いや男どころか滴り落ちたであろう血液も無くなっていた。
「サーヴァントを失ったマスターは消滅したようだね」
「サーヴァント?」
「さっきの棺桶だ」
「ああ、アレね」
「棺桶と君が切った男は魔力のパスが繋がっていた。私と君のようにね」
「つまりコンビってこと?」
「ハラショー。理解が早くて助かる」
「ふーん、まあいいわ。じゃあよろしく」
「ああ、私の事はアーチャーと呼んでくれ」
握手する。これよりアーチャーから聖杯戦争について知るだろう。そして、新たなる冒険に胸を踊らせるだろう。
だがこの時、グレースはまだ理解してなかった。
この世界の恐ろしさを、この聖杯戦争の悍ましさを。
【サーヴァント】
【クラス】
アーチャー
【真名】
ヴェールヌイ
【出典】
艦隊これくしょん(プラウザ版)
【属性】
秩序・悪
【パラメーター】
筋力:D 耐久:C 敏捷:B+ 魔力:E 幸運:C 宝具:B
【クラススキル】
対魔力:E-
魔術に対する抵抗力だよ。
私は戦後の英霊だから本当に申し訳程度だね。
単独行動:A
マスターからの魔力供給を断っても現界できるスキルさ。
EXランクはマスター不在でも行動できる。でも宝具の発動にはさすがにマスターが必要だ。
大丈夫だよ。私は一人でも。
【保有スキル】
自己改造 :B
自身の肉体に別の肉体を付属・融合させる。私の場合は艤装だね。
高ランクなのはソ連に引き渡された後に色々いじられたからね。
不沈艦:A→D
これはХорошо(ハラショー:素晴らしいの意)。
どんな損傷を負おうとも沈まないスキルさ。
ソ連に言ってから戦わなかったからこれはきっと不死鳥と呼ばれていた頃の名残だね。
このランクだと
練習艦:A
航海術や砲術などを熟練度の低い者に教えるスキルだよ。
響(わたし)は転戦しながら戦っていたらしいけど、
私はこの仕事ばかりしていたね。
【宝具】
『信頼、其は海を守る者』(Верный/ヴェールヌイ)
ランク:E 種別:対人宝具 レンジ:一人 最大捕捉:自分
彼女の装備や実在したデータが少なく、矛盾や曖昧な表記が多いことから生まれた宝具。
搭載されていたと思われる艤装へ任意に変更できる。
装備していない艤装を空中展開し、一斉掃射も可能。
『大日本帝国万歳』(Ура Японская империя/ウラー・イーポンスキィ・インペーリヤ)
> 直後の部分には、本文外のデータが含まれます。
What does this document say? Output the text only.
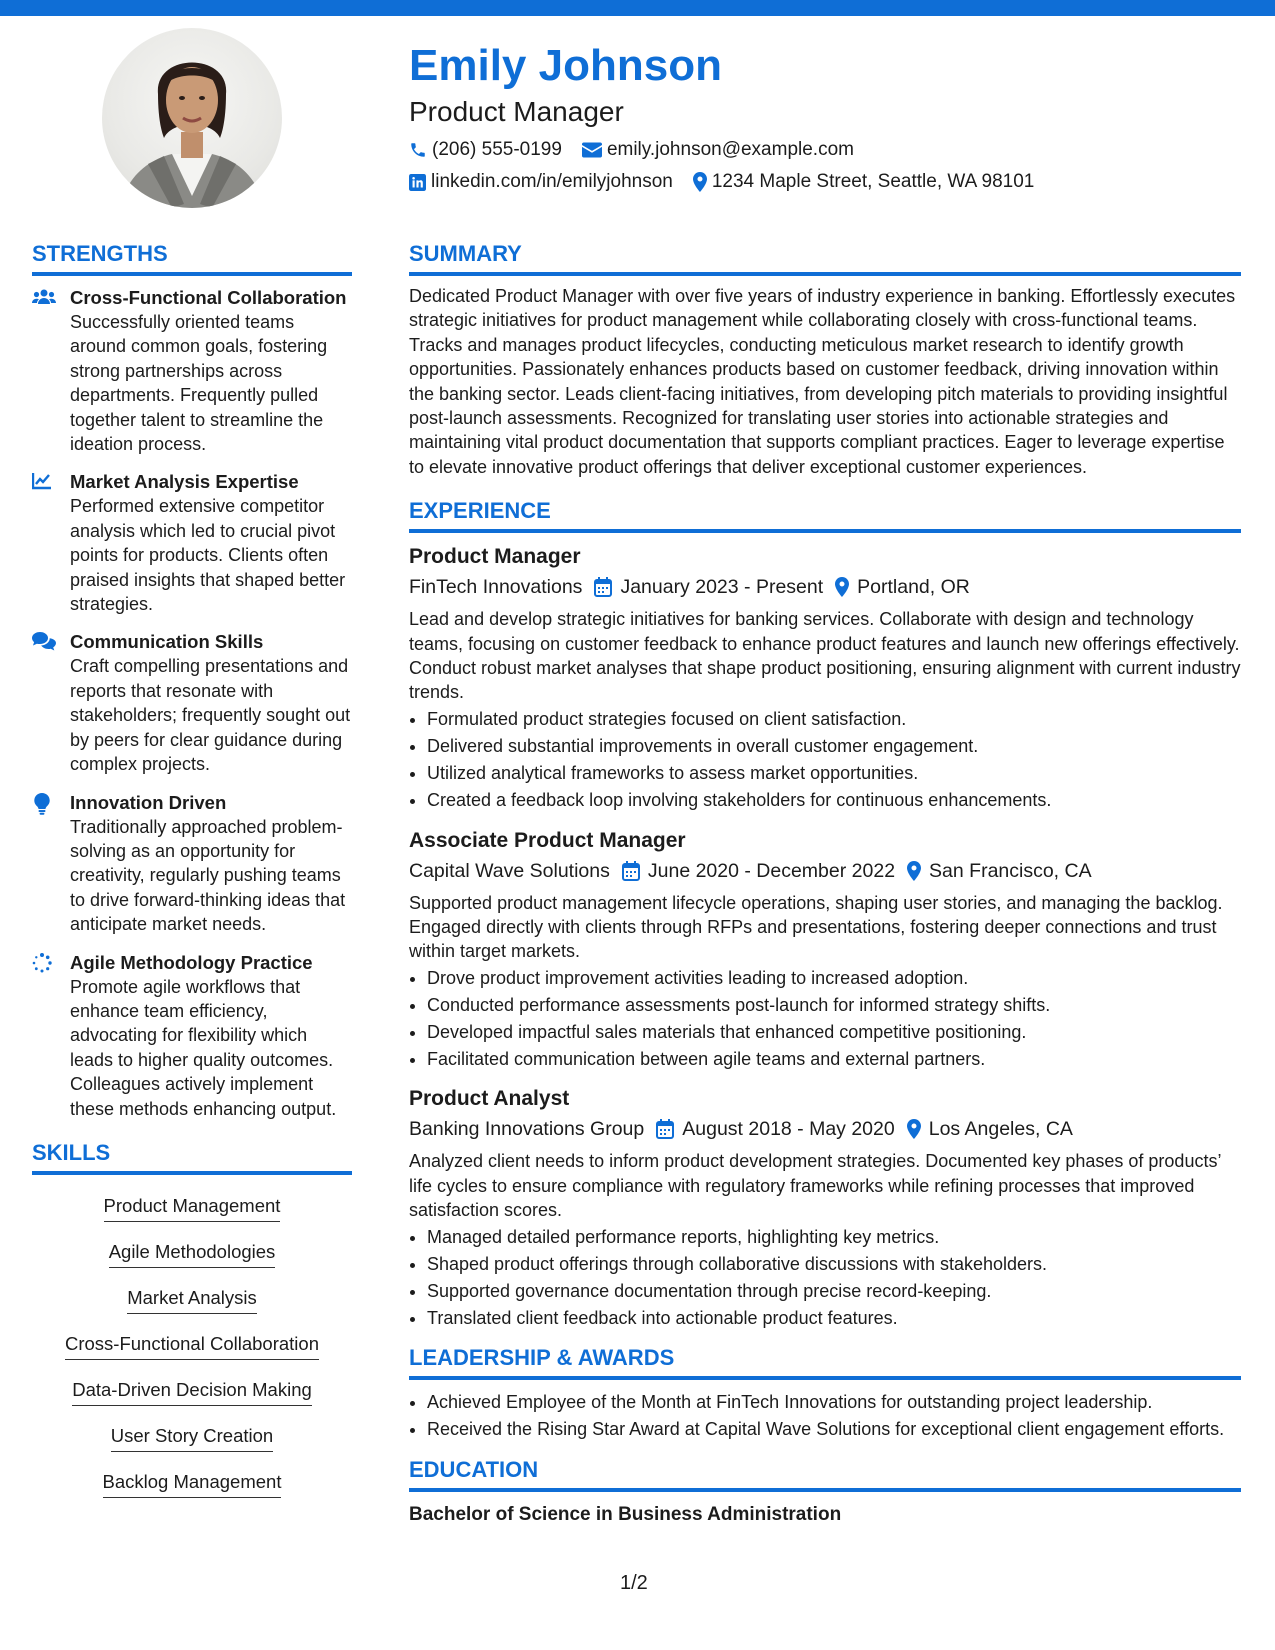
Emily Johnson
Product Manager
(206) 555-0199 emily.johnson@example.com
linkedin.com/in/emilyjohnson 1234 Maple Street, Seattle, WA 98101
STRENGTHS
Cross-Functional Collaboration
Successfully oriented teams around common goals, fostering strong partnerships across departments. Frequently pulled together talent to streamline the ideation process.
Market Analysis Expertise
Performed extensive competitor analysis which led to crucial pivot points for products. Clients often praised insights that shaped better strategies.
Communication Skills
Craft compelling presentations and reports that resonate with stakeholders; frequently sought out by peers for clear guidance during complex projects.
Innovation Driven
Traditionally approached problem-solving as an opportunity for creativity, regularly pushing teams to drive forward-thinking ideas that anticipate market needs.
Agile Methodology Practice
Promote agile workflows that enhance team efficiency, advocating for flexibility which leads to higher quality outcomes. Colleagues actively implement these methods enhancing output.
SKILLS
Product Management
Agile Methodologies
Market Analysis
Cross-Functional Collaboration
Data-Driven Decision Making
User Story Creation
Backlog Management
SUMMARY
Dedicated Product Manager with over five years of industry experience in banking. Effortlessly executes strategic initiatives for product management while collaborating closely with cross-functional teams. Tracks and manages product lifecycles, conducting meticulous market research to identify growth opportunities. Passionately enhances products based on customer feedback, driving innovation within the banking sector. Leads client-facing initiatives, from developing pitch materials to providing insightful post-launch assessments. Recognized for translating user stories into actionable strategies and maintaining vital product documentation that supports compliant practices. Eager to leverage expertise to elevate innovative product offerings that deliver exceptional customer experiences.
EXPERIENCE
Product Manager
FinTech Innovations January 2023 - Present Portland, OR
Lead and develop strategic initiatives for banking services. Collaborate with design and technology teams, focusing on customer feedback to enhance product features and launch new offerings effectively. Conduct robust market analyses that shape product positioning, ensuring alignment with current industry trends.
• Formulated product strategies focused on client satisfaction.
• Delivered substantial improvements in overall customer engagement.
• Utilized analytical frameworks to assess market opportunities.
• Created a feedback loop involving stakeholders for continuous enhancements.
Associate Product Manager
Capital Wave Solutions June 2020 - December 2022 San Francisco, CA
Supported product management lifecycle operations, shaping user stories, and managing the backlog. Engaged directly with clients through RFPs and presentations, fostering deeper connections and trust within target markets.
• Drove product improvement activities leading to increased adoption.
• Conducted performance assessments post-launch for informed strategy shifts.
• Developed impactful sales materials that enhanced competitive positioning.
• Facilitated communication between agile teams and external partners.
Product Analyst
Banking Innovations Group August 2018 - May 2020 Los Angeles, CA
Analyzed client needs to inform product development strategies. Documented key phases of products’ life cycles to ensure compliance with regulatory frameworks while refining processes that improved satisfaction scores.
• Managed detailed performance reports, highlighting key metrics.
• Shaped product offerings through collaborative discussions with stakeholders.
• Supported governance documentation through precise record-keeping.
• Translated client feedback into actionable product features.
LEADERSHIP & AWARDS
• Achieved Employee of the Month at FinTech Innovations for outstanding project leadership.
• Received the Rising Star Award at Capital Wave Solutions for exceptional client engagement efforts.
EDUCATION
Bachelor of Science in Business Administration
1/2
ランク:B 種別:対軍宝具 レンジ:??? 最大捕捉:???
固有結界。鉄風雷火、剣林弾雨の大艦隊戦が行われている大海原が展開される。
結界内に放り込まれた者は水面上で戦う。
夥しい量の魚雷、砲弾、更には神風特別攻撃隊が飛び交い、流れ弾のダメージを負うごとに海へと沈んでいって動きにくくなり、最後は轟沈する。
【weapon】
『信頼、其は海を守る者』で展開しうる下記装備。
130mm連装砲
85mm連装砲
553mm5連装魚雷2基
610mm5連装魚雷2基
37mm連装対空機関砲
12.7mm機銃対空機銃
25mm三連装対空機銃
432mm対潜迫撃砲
機雷投射機(機雷搭載数36個)
132mmカチューシャロケット
【人物背景】
戦後日本からソビエト連邦へ賠償艦として渡された駆逐艦『響』が得た新たなる像。
いわゆる成長後サーヴァントというものであり、響とは別の個体である。
彼女は引き渡された後にソビエト連邦にて艦隊に組まれたが、1年後には兵装を外され5年ほど練習艦を務め、最後は標的艦として沈められた。
【サーヴァントとしての願い】
『兵器として』任務を全うする。それだけが望みさ
【マスター】
芝原 海
【出典】
魔法少女育成計画limited
【マスターとしての願い】
冒険に行く。
【weapon】
魔法の片手剣(カトラス)
【能力・技能】
一瞬で虚空から展開できる魔法の海賊船。
水上では亜音速航行を行い、地上で展開すればその質量で相手を圧し潰す質量兵器と化す。
また大砲やテーブルなどの備品を持ち出すことも可能。
【人物背景】
魔法少女育成計画limitedより。
B市内で魔法少女の才能があった中学生の一人。変身後の名前はキャプテン・グレース。
幼いころより山籠りや喧嘩をしていたため変身していなくても馬鹿みたいな戦闘力を誇る。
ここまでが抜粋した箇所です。